Alcohol was used early on, as was ether, which riders used to cope with leg pain from the arduous 300km long stages. Strychnine was also used in the earlier Tour years. In fact by the 1930's it was an accepted fact that riders would be using drugs to survive the ordeal of riding the Tour. Even later in 1949, Fausto Coppi (winner in 1949, 1952) admitted to amphetamine use and said:
"..those who claim [that cyclists do not take amphetamine], it's not worth talking to them about cycling."
- Fausto Coppi, 1949 (Source: Rai 3, 1998)
This was all long ago. It wasn't until the 90's that doping became so prolific and the drugs used so effective in enhancing performance that questions really started to be asked. It simply became almost impossible to compete at the highest level without enhancement.
We've all heard about the EPO (Erythropoietin) era and the Festina affair of 1998 when the lid was first really opened on the activities of riders in the Tour. Some thought that might be the end of it....yeah, right!
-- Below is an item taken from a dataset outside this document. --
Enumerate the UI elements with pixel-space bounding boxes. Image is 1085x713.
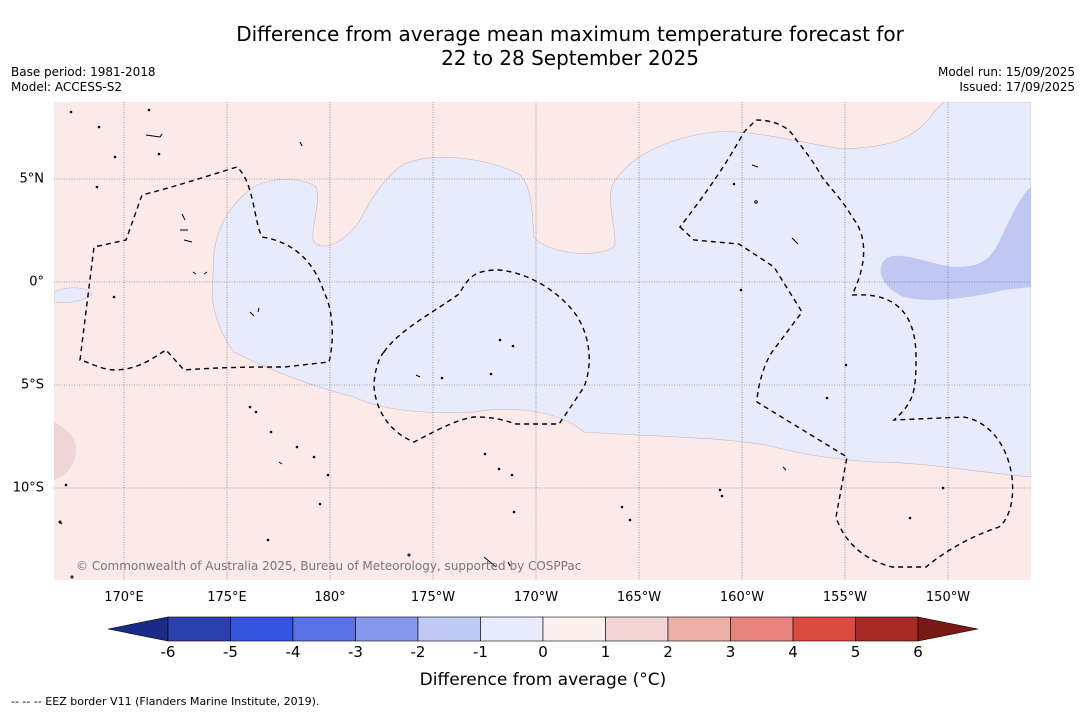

"People think doping is for lazy people who want to avoid hard work. That might be true in some cases, but in mine, as with many riders I knew, it was precisely the opposite. EPO granted the ability to suffer more; to push yourself farther and harder than you'd ever imagined, in both training and racing."
- Tyler Hamilton, The Secret Race
I suppose in hindsight it wasn't the realisation that riders have been doping since then, but the number of high profile riders handing in admissions of doping to the USADA (US Anti-Doping Agency), and the subsequent fall of Lance armstrong that really sent out shock waves...and on it goes.
DID YOU KNOW? Doping has remained hidden in the peloton because of an "omerta" or code of silence. It is based on non-interference in the illegal actions of others, and if broken, can result in many negative repercussions. This can be seen in the ruthless treatment of Lance Armstrong towards riders and others who were outspoken about doping.
Credit: Mark Oliver
This chart shows the podium from the last 17 Tours. Of the 51 riders present, only 17 riders are displayed as having never been penalised for doping. This actually drops to 16 with Bobby Julich's admission (3rd in 1998), and others were under heavy suspicion but have since retired, for example Dennis Menchov (3rd in 2010).
When looking further, it can be seen that in 2003 you have to go to 5th place to find the actual winner of the Tour de France, and then the following 3 places (6,7,8) are again filled with penalised dopers! A good year for EPO manufacturers.
FACT: Following the media, it is quite easy to believe that cycling is the biggest hot bed of performance enhancing drugs in world sport. This is an incorrect assumption. Recently Operation Puerto uncovered a massive network of blood doping in Spain with many high profile athletes from many sports. Cycling is the only sport that has taken any further action. World cycling takes doping controls seriously and have set up an extensive process of tests in and out of competition and whereabouts schemes. Which other sports go to these lengths?
Fortunately there is hope, although LSD is obviously still in the peloton judging by these riders...or is it me?
I have always believed Cadel Evans has ridden clean, he just seems too 'normal' or 'human' to be sustained by artificial means. I also believe in the British (well sort of British!) duo of Wiggins and Froome. Their riding may be a little boring, but perhaps it was the EPO fuel riders were using that allowed Pantani-like suicide attacks in the high mountains. The riders look like humans beings now, and seem all too aware of the limits of their biology.
Let's just hope for no more doping surprises, not because people slip through the testers, but because they have given up on doping all together.